"Iya, tapi ya itu, selain capek, balik ke pangkalan juga jauh, jadinya jumlah tarikan lebih sedikit. Mendingan narik yang dekat tapi sering..." imbuh Jana.
"Kenapa atuh nggak narik yang dekat?"
"Yang dekat maunya naik motor yang bagus," keluh Jana. "Motor Akang mah jadi spesialis jalan butut. Itu juga karena yang lain nggak mau narik, sayang sama motornya. Terpaksa Akang yang narik. Penumpangnya ya mau nggak mau, daripada jalan kaki.."
"Ya sudah," timpal Jojoh, "Barangkali rezekinya begitu. Lagian kan dokter juga kalo spesialis duitnya lebih banyak karena bayarannya lebih mahal..." ia tertawa kecil.
"Kalau kita nikah nanti," kata Jana sambil mencolek sambel dengan timun seger lalu menjejalkan ke mulutnya, "Akang kan bakal dikasih jatah sawah di Cibitung sama Abah.
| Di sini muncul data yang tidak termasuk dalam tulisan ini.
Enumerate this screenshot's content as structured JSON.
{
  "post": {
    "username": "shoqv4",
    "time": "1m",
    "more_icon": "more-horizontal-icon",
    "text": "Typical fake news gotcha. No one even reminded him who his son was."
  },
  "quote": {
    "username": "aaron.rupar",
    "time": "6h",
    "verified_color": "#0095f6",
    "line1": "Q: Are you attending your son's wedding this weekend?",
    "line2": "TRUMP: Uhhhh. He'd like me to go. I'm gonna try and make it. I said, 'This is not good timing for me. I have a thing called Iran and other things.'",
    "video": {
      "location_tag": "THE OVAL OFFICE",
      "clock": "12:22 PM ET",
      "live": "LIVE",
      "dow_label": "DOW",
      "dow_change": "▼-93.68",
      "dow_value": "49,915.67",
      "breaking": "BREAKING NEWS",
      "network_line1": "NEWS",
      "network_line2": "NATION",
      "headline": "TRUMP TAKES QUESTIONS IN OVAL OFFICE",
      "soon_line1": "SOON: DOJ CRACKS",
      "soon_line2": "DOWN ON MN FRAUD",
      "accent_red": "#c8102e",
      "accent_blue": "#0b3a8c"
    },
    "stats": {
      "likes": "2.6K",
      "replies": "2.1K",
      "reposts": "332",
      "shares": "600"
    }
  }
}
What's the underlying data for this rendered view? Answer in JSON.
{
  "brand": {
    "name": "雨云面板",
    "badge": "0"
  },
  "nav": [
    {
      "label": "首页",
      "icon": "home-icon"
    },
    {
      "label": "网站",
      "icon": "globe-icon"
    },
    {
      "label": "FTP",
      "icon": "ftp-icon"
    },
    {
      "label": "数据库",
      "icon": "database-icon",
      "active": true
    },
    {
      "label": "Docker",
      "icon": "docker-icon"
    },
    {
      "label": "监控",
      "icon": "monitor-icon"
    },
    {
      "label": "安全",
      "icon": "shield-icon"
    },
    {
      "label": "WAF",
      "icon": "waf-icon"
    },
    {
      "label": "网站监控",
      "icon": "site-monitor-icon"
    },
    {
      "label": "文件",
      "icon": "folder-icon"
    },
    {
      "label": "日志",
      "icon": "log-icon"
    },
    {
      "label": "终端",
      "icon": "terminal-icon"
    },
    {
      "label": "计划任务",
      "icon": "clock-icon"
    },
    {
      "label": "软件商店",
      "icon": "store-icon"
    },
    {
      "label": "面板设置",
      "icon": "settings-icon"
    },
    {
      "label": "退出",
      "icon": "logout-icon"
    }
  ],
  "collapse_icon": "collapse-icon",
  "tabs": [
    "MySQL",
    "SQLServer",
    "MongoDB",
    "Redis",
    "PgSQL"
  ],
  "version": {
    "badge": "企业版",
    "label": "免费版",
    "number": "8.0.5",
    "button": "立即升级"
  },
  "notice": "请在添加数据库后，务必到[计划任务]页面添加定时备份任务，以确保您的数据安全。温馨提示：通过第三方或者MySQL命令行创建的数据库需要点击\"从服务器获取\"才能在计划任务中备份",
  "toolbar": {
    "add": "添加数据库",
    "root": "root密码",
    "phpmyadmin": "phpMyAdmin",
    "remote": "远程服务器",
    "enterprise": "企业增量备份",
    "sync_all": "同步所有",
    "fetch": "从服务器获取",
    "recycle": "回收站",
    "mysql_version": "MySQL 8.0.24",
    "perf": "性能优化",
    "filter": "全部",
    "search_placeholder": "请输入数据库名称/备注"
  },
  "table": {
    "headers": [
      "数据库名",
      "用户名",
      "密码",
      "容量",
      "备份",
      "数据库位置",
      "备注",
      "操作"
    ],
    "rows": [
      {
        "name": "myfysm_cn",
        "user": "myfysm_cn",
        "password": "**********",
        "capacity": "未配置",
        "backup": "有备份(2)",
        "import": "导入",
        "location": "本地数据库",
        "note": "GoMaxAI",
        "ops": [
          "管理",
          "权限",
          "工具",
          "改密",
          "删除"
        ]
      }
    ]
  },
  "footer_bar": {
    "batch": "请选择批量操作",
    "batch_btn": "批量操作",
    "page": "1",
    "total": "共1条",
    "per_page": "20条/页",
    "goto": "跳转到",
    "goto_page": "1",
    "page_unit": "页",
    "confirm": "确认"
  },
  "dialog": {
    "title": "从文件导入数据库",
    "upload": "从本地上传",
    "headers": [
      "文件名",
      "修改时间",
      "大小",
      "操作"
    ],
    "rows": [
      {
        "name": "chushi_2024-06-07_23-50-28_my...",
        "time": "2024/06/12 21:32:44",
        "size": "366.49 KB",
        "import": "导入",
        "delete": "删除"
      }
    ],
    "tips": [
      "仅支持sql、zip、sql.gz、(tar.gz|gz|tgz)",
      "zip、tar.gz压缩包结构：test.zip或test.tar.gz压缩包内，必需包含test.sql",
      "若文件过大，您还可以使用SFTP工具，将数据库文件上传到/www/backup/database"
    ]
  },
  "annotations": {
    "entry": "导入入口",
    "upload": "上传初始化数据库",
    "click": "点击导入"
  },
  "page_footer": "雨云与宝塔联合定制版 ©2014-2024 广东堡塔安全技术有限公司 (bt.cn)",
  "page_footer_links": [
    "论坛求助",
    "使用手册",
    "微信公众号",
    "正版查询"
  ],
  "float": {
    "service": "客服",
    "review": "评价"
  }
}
Daripada digarap mendingan dijual saja, buat beli motor yang lebih bagus!"
"Jangan lah Kang, sayang, nanti kita nggak punya beras..." sela Jojoh. "Biar saja, nggak usah dijual. Saya aja nanti yang garap, Akang tetep narik..."
"Tapi motor Akang sudah ampun-ampunan Neng, sudah boros, harus beli oli samping, mogokan pula..." kata Jana, "Tambah banyak yang nggak mau naik motor Akang, tambah sepi penumpangnya! Kalau motornya baru kan uangnya lebih lancar, kamu nggak usah nunggu panen dulu buat beli beras!"
"Kalau begitu, sawah di Pasir Bentang, jatah saya dari Bapak yang akan saya garap..." kata Jojoh.
"Luas Neng?"
"Lumayan..." jawab Jojoh.
"Kalau gitu, itu aja yang dijual, yang di Cibitung yang digarap!" kata Jana. "Soalnya kalau yang di Cibitung, meski luas, harganya murah, soalnya jauh dari kampung, sama jarang kebagian air!"